Here is a little something I wrote. You'll see how it connects once you read it through :)

"How I Loved You So"

It's sad to see you go
Oh, how I loved you so
You were the very crutch
On which I relied so much

When things got me down
You were always around
To give me a boost of self worth
I didn't notice your selfish smirk

I thought you were there to lift me up
To build my confidence, fill my cup
Instead you were building your fortress
Which I could not have torn down unless

I poured out all my contempt on you
And asked the Lord to pull me through
You laughed in my face and hissed
"You need me. You'll never be done with this."

I couldn't get rid of you
Though I knew I needed to
You cropped up at every turn
And I wondered if I'd ever learn

How to ignore your merciless taunts
And turn a blind eye at your flaunts
You cry out in the streets feigning wisdom
And threaten to tear down all God's Kingdom

But we all must stand up to you
Before you blind us through and through
You only made me focus on myself
When my eyes should be on someone else

As long as I am in the flesh
I'll battle you till my last breath
Oh how many years I've tried and tried
Till I relied on God to rid me of you, Pride



I think that sums it up. The biggest thing in my life right now that I have needed help with is pride.
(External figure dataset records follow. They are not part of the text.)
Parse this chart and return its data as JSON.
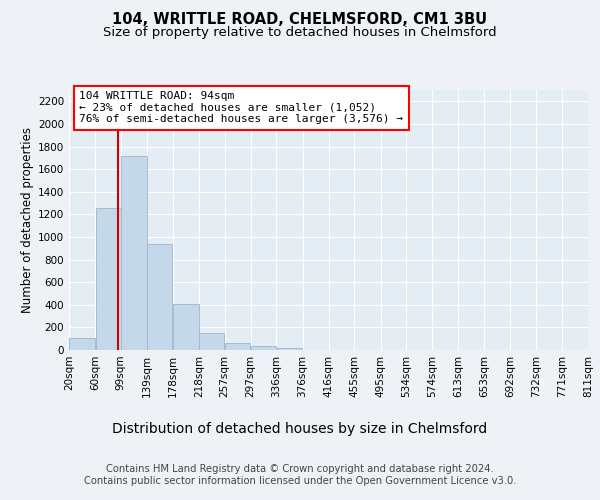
{
  "title_line1": "104, WRITTLE ROAD, CHELMSFORD, CM1 3BU",
  "title_line2": "Size of property relative to detached houses in Chelmsford",
  "xlabel": "Distribution of detached houses by size in Chelmsford",
  "ylabel": "Number of detached properties",
  "footer_line1": "Contains HM Land Registry data © Crown copyright and database right 2024.",
  "footer_line2": "Contains public sector information licensed under the Open Government Licence v3.0.",
  "annotation_title": "104 WRITTLE ROAD: 94sqm",
  "annotation_line2": "← 23% of detached houses are smaller (1,052)",
  "annotation_line3": "76% of semi-detached houses are larger (3,576) →",
  "bar_color": "#c5d8ea",
  "bar_edge_color": "#9ab8d0",
  "redline_color": "#cc0000",
  "redline_x": 94,
  "bins": [
    20,
    60,
    99,
    139,
    178,
    218,
    257,
    297,
    336,
    376,
    416,
    455,
    495,
    534,
    574,
    613,
    653,
    692,
    732,
    771,
    811
  ],
  "values": [
    110,
    1260,
    1720,
    940,
    405,
    150,
    65,
    35,
    22,
    0,
    0,
    0,
    0,
    0,
    0,
    0,
    0,
    0,
    0,
    0
  ],
  "ylim": [
    0,
    2300
  ],
  "yticks": [
    0,
    200,
    400,
    600,
    800,
    1000,
    1200,
    1400,
    1600,
    1800,
    2000,
    2200
  ],
  "background_color": "#eef2f7",
  "plot_bg_color": "#e4ecf4",
  "grid_color": "#ffffff",
  "title1_fontsize": 10.5,
  "title2_fontsize": 9.5,
  "xlabel_fontsize": 10,
  "ylabel_fontsize": 8.5,
  "tick_fontsize": 7.5,
  "footer_fontsize": 7.2,
  "annot_fontsize": 8.0
}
I must daily ask the Lord to make me aware of it and to cut it off before it starts. Pride comes in so many ways: spiritual pride, intellectual pride, pride over our possessions, pride that won't allow us to be wrong regardless of whether we are or not, pride that keeps us from doing or saying things for fear of tearing down our facade of togetherness.  But it is all selfish. We use it to build ourselves up rather than being built up by the Word of God. We don't need pride. Yet when we try to let it go, we reach for it and pick it up again. Somehow we believe that without it, we won't amount to anything. But pride never gave anyone worth. The only way for true worth is by finding our identity in the God who created us. "Thus says the Lord: “Let not the wise man boast in his wisdom, let not the mighty man boast in his might, let not the rich man boast in his riches, but let him who boasts boast in this, that he understands and knows me, that I am the Lord who practices steadfast love, justice, and righteousness in the earth. For in these things I delight, declares the Lord.” (Jeremiah 9:23-24) In truth, I am addicted to pride. I am wondering how I am going to go on without it. That is so wrong, and yet that is the whole of the battle. I do that which I do not want, and that which I want to do, I do not. Yet with God's help, I will live a life consecrated to Him and give all the credit where it is due: on Christ Jesus my Savior and Lord.